When a rich couple splits, divorce attorney Lowell Sucherman gets blunt.
"Look, I've been doing this for 50 years," he says early in the negotiations. "I know how this case is going to come out within a few dollars."
Find a fair way to settle quickly, he says, and you can save enough in legal fees to send your kid to college. Or, you can fight tooth and nail, he adds, "and I'll send my grandchildren to college."
His warnings only work some of the time.
This year though, some estranged spouses have a more powerful incentive than ever to call a truce: President Donald Trump's 2017 tax overhaul eliminates the deduction for alimony payments — for divorces finalized starting in 2019.
For many wealthy couples, reaching a deal by Dec. 31 could mean tens of thousands of dollars in tax savings every year. That's pushing more of them to finally follow Sucherman's advice and cooperate as the deadline nears.
Divorce often means war for the top 1 percent. The richer you are, the more homes, possessions, investments and businesses there are to fight over.
In a single-income family, the non-earning spouse can be worried about being cheated by the earning spouse. The result is often expensive negotiations that stretch on for years, as each party tries to inflict maximum damage on the other.
Read more about how your prenup might be in jeopardy after tax law:
Alimony, also known as spousal support or maintenance, is typically paid by the higher-earning spouse for a period of time after a divorce. For decades, the payers of alimony have been able to deduct the payments on their tax returns.
Receivers of alimony, meanwhile, were required to report the money as taxable income. The tax overhaul reverses that arrangement, denying the tax deduction to alimony payers while making alimony tax-free to those who receive it.
Because the payers of alimony are almost always in a higher tax bracket than their exes, the new rules will mean less after-tax money to go around.

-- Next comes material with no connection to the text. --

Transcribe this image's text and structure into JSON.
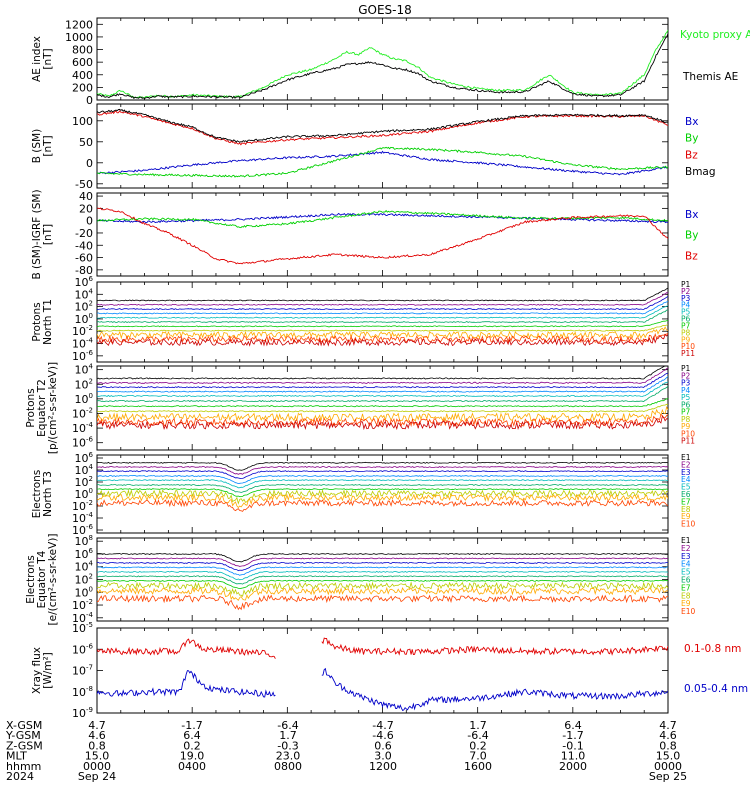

"We're trying to get everybody divorced in 2018 who can be divorced in 2018," said Linda Ravdin, an attorney at Pasternak & Fidis in Bethesda, Maryland. After finishing a trial in a complex divorce case recently, Ravdin said she urged the judge to render his decision this year.
Michael Stutman, a partner at Stutman, Stutman & Lichtenstein in Manhattan said he's seeing more feuding couples open to negotiation as the alimony deduction deadline looms. "When you've got people pretty close to an agreement, the specter of losing that benefit is pushing people together," he said.
Stutman is currently handling a divorce for a real estate mogul, and it's taking a long time for two skilled forensic accountants to untangle the family's holdings. The couple is "beside themselves" with how long it's taking, he said.
'Grease the Skids'
The old system of allowing for alimony deductions sometimes served as a way to "grease the skids" for a deal and make the payments less painful, said Peter Walzer of Walzer Melcher, a law firm in Los Angeles. Now the threat of losing the deduction is accelerating the process.